According to reports from TMZ, the artist’s death follows a long battle with his health in recent years, which saw him struggle with both Parkinson’s disease and dementia. The news of his passing was broken by his son, Justin, who confirmed to the outlet that his father died in his home in Palos Verdes Estates, California.

Although no cause of death has been officially announced, his son shared details on his father’s recent health battles.

He stated that while Wright had been diagnosed with Parkinson’s nearly six years ago – and Lewy body dementia shortly after – it was only over the past 12 months that the symptoms began to rapidly progress. It was also reported that, over the past few days, nurses who worked at the musician’s home informed his relatives that he was entering his final chapter.

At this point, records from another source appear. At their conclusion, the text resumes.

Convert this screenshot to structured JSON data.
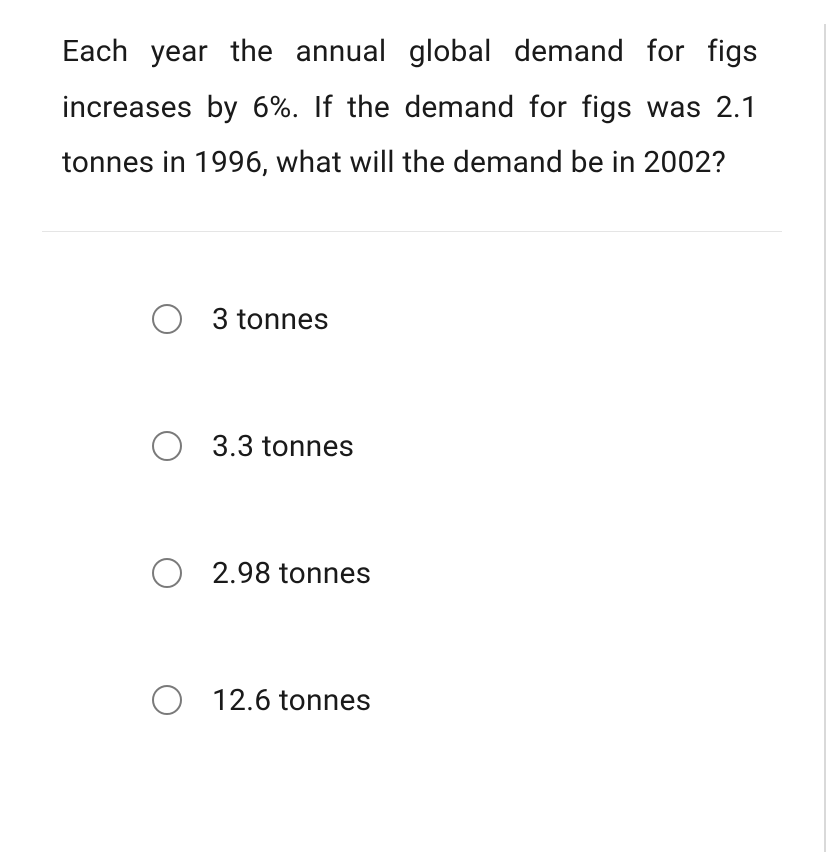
{
  "question": {
    "text": "Each year the annual global demand for figs increases by 6%. If the demand for figs was 2.1 tonnes in 1996, what will the demand be in 2002?"
  },
  "options": [
    {
      "label": "3 tonnes"
    },
    {
      "label": "3.3 tonnes"
    },
    {
      "label": "2.98 tonnes"
    },
    {
      "label": "12.6 tonnes"
    }
  ],
  "styles": {
    "font_size_question": 30,
    "font_size_option": 30,
    "text_color": "#1a1a1a",
    "radio_border_color": "#7a7a7a",
    "divider_color": "#e5e5e5",
    "right_border_color": "#d9d9d9",
    "background_color": "#ffffff",
    "radio_size": 30,
    "line_height": 1.85
  }
}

A renowned singer and keyboardist, Wright was a founding member of the UK band Spooky Tooth, although was much more widely recognised for his work as a session player, which saw him team up with some of the biggest names in music throughout the ’60s and ’70s.

This included playing alongside George Harrison for all of his solo records, including his hit 1970 debut album ‘All Things Must Pass’. Harrison later returned the favour, and featured on Wright’s 1971 album, ‘Footprint’.

He went on to work with another former member of The Beatles as they moved into their respective solo careers – joining forces with Ringo Starr for a number of his early singles. Other names he worked alongside include B.B. King, Tim Rose, Nilsson and more.

As for his own releases, Wright is famed for his hit singles ‘Dream Weaver’ and ‘Love Is Alive’, as well as for being one of the main musicians to bring the keytar and synthesiser to the forefront of the ’70s rock and pop scene.

He was surrounded by his family and loved ones at the time of his death, according to TMZ, and members of entertainment world have already begun paying their respects.

Singer-songwriter Stephen Bishop shared two pictures of him with Wright, writing: “Gary’s vibrant personality and exceptional talent made every moment together truly enjoyable. His legacy will live on for many years to come.”

He continued, “I will always cherish the warmth and kindness shown to me by Gary and his wife Rose, and I will forever hold dear the stories he shared with me about days gone by. My heartfelt condolences go out to his family, friends, and fans during this difficult time.”